In a complaint lodged with the OECD's British National Contact Point (NCP), the London-based organisation described allegations made against some of the biggest names in the industry - BT, Verizon Enterprise, Vodafone Cable, Viatel, Level 3, and Interoute - which control access to undersea cables critical for international communications traffic.
Under OECD rules, firms had a duty to "respect human rights, including the right to privacy and freedom of expression," something that would be compromised by allowing GCHQ and others to monitor traffic.
Reports made after leaks by Edward Snowden suggested that firms had potentially gone beyond their legal requirements in aiding surveillance, the group said.
"With each passing day, the public finds out more and more how private companies are colluding with governments to operate mass surveillance programs that intercept our daily phone calls, text messages, emails, and personal data," said Privacy International's head of research, Eric King.
"It is unconscionable to think that the companies that carry our most personal information either refuse to stand up for us, or remain silent when our rights are violated.
Specifically, firms might have colluded with GCHQ on its clandestine 'Tempora' surveillance programme.
"We call on these companies to do the right thing and halt their involvement with mass surveillance and hope the OECD will investigate what steps, if any, the companies took to defend the human rights of their customers," said King.
The meek behaviour of telecoms firms contrasted with that of Internet sites such as Facebook, Google, Microsoft, and Yahoo that had resisted surveillance more robustly.
The telecoms firms should detail what if any steps they had taken to question or resist GCHQ's surveillance requests and on what legal basis these had been made; future requests should be resisted in compliance with agreements to protect human rights, Privacy International said.

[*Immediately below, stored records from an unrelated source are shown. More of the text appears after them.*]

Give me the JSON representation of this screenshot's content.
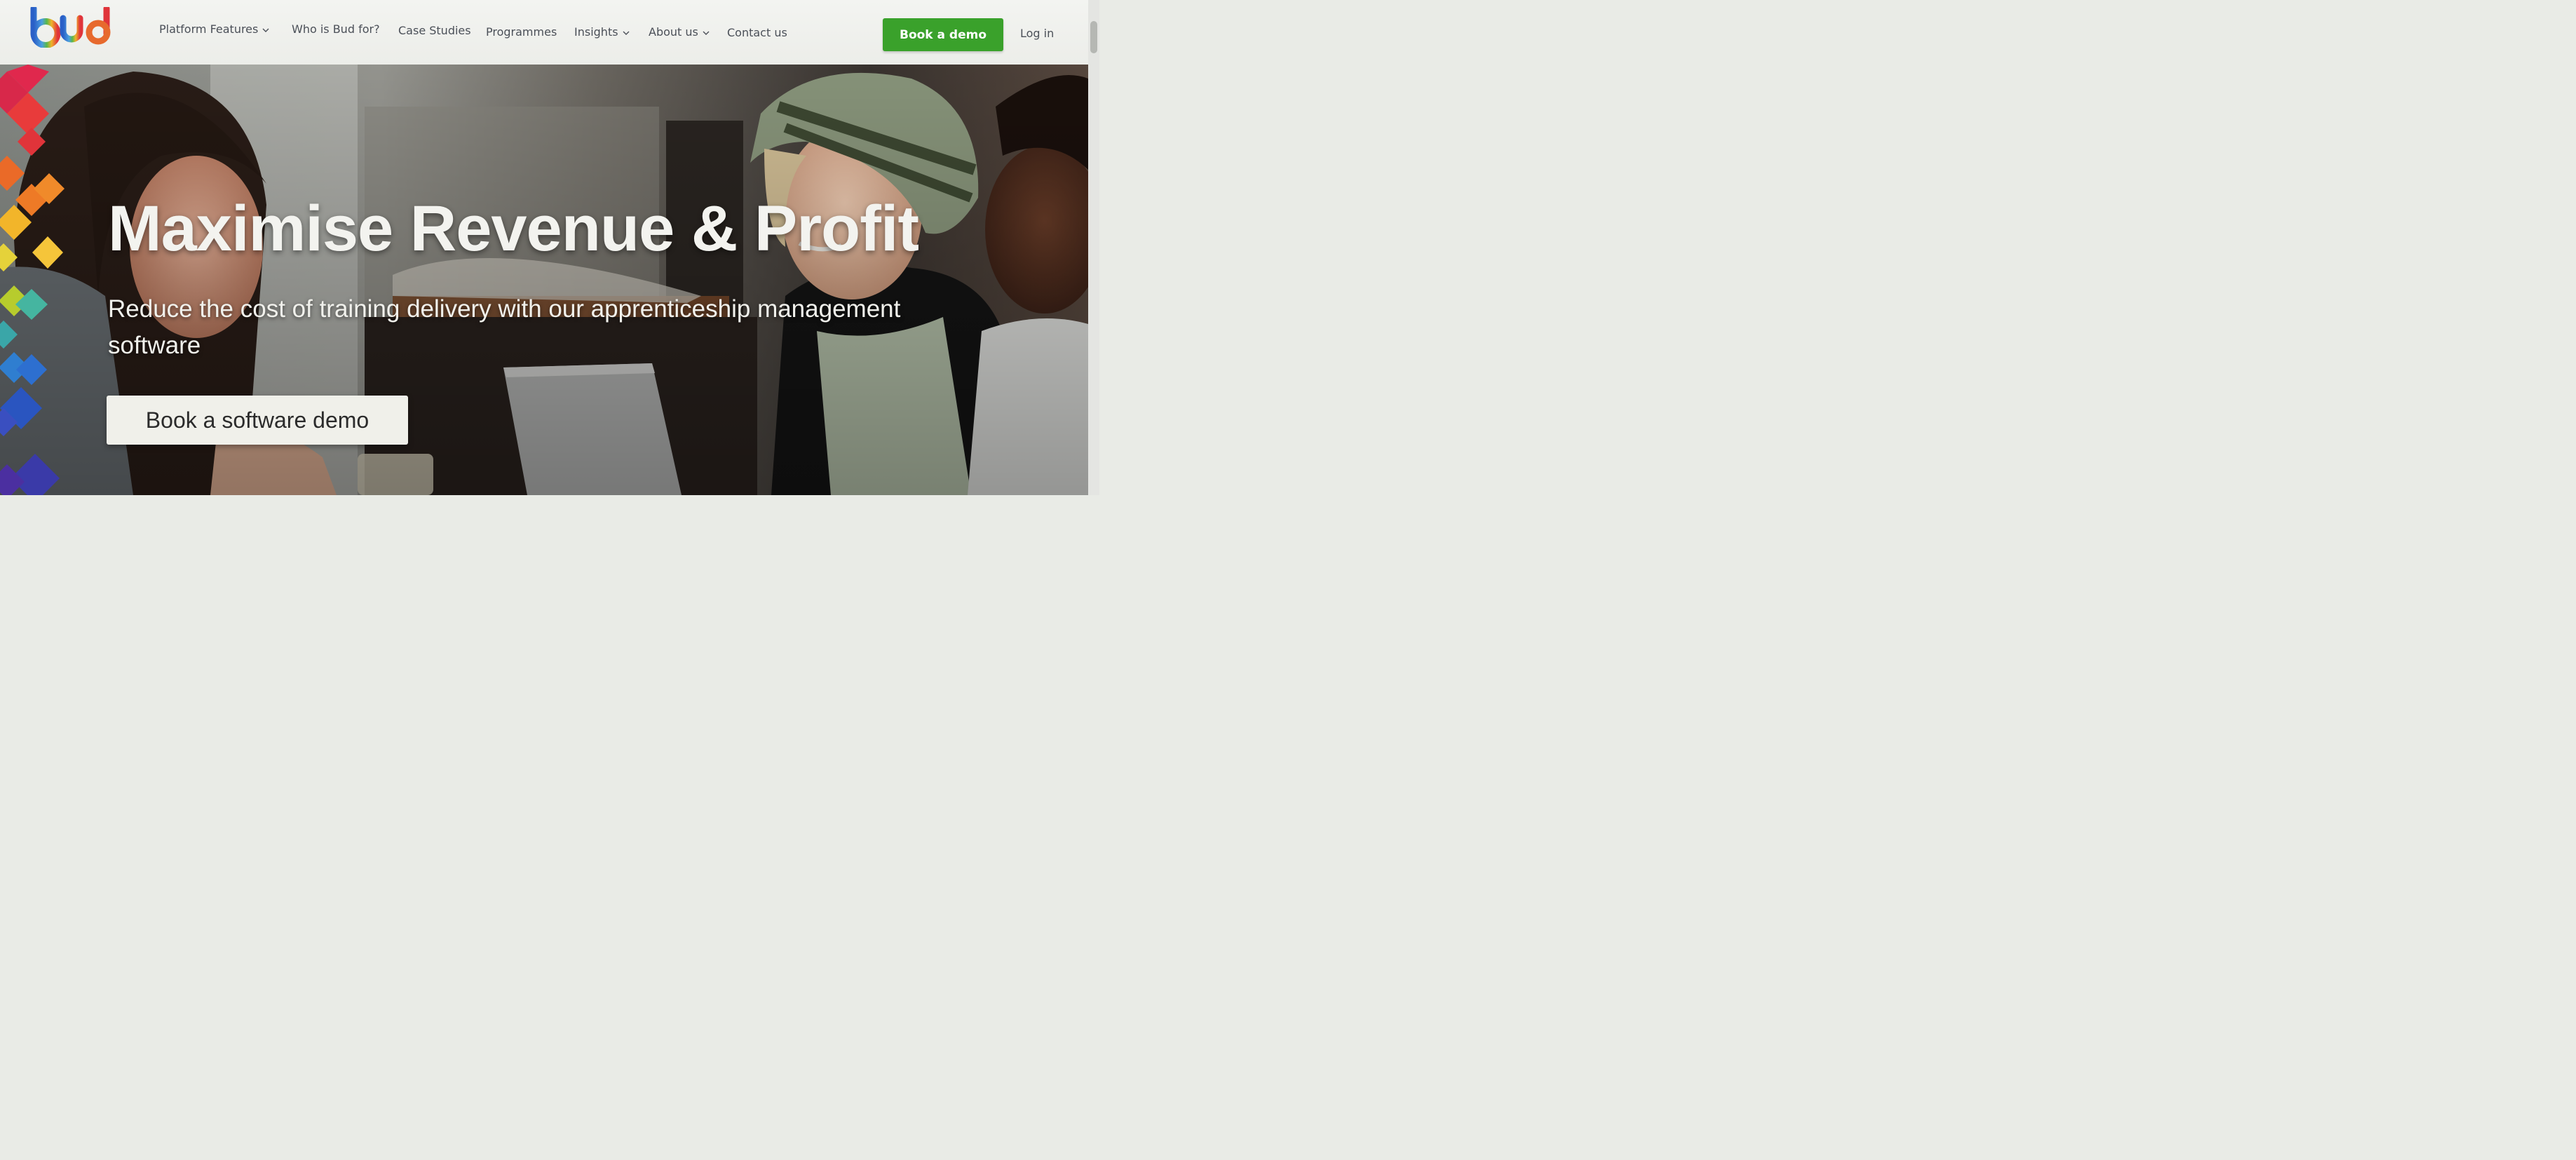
{
  "brand": {
    "logo_text": "bud",
    "colors": {
      "green": "#3aa12b",
      "logo_blue": "#2a5fc7",
      "logo_purple": "#7a3fb0",
      "logo_red": "#e0343a"
    }
  },
  "nav": {
    "items": [
      {
        "label": "Platform Features",
        "has_dropdown": true
      },
      {
        "label": "Who is Bud for?",
        "has_dropdown": false
      },
      {
        "label": "Case Studies",
        "has_dropdown": false
      },
      {
        "label": "Programmes",
        "has_dropdown": false
      },
      {
        "label": "Insights",
        "has_dropdown": true
      },
      {
        "label": "About us",
        "has_dropdown": true
      },
      {
        "label": "Contact us",
        "has_dropdown": false
      }
    ],
    "cta_label": "Book a demo",
    "login_label": "Log in"
  },
  "hero": {
    "title": "Maximise Revenue & Profit",
    "subtitle": "Reduce the cost of training delivery with our apprenticeship management software",
    "cta_label": "Book a software demo",
    "image_description_icon": "hero-photo"
  },
  "icons": {
    "dropdown": "chevron-down-icon",
    "mosaic": "colour-mosaic"
  }
}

Exactly where the OECD complaint might go is unclear as the organisation has no legal powers of investigation; more than anything the tactic is to drag the issue into the open and perhaps force the telecoms firms to explain the basis on which they grant wiretaps to intelligence organisations.
Britain's GCHQ has previously been accused as part of the Edward Snowden haul of hacking Belgian state telecom firm Belgacom in an attemtp to tap its mobile network from the inside.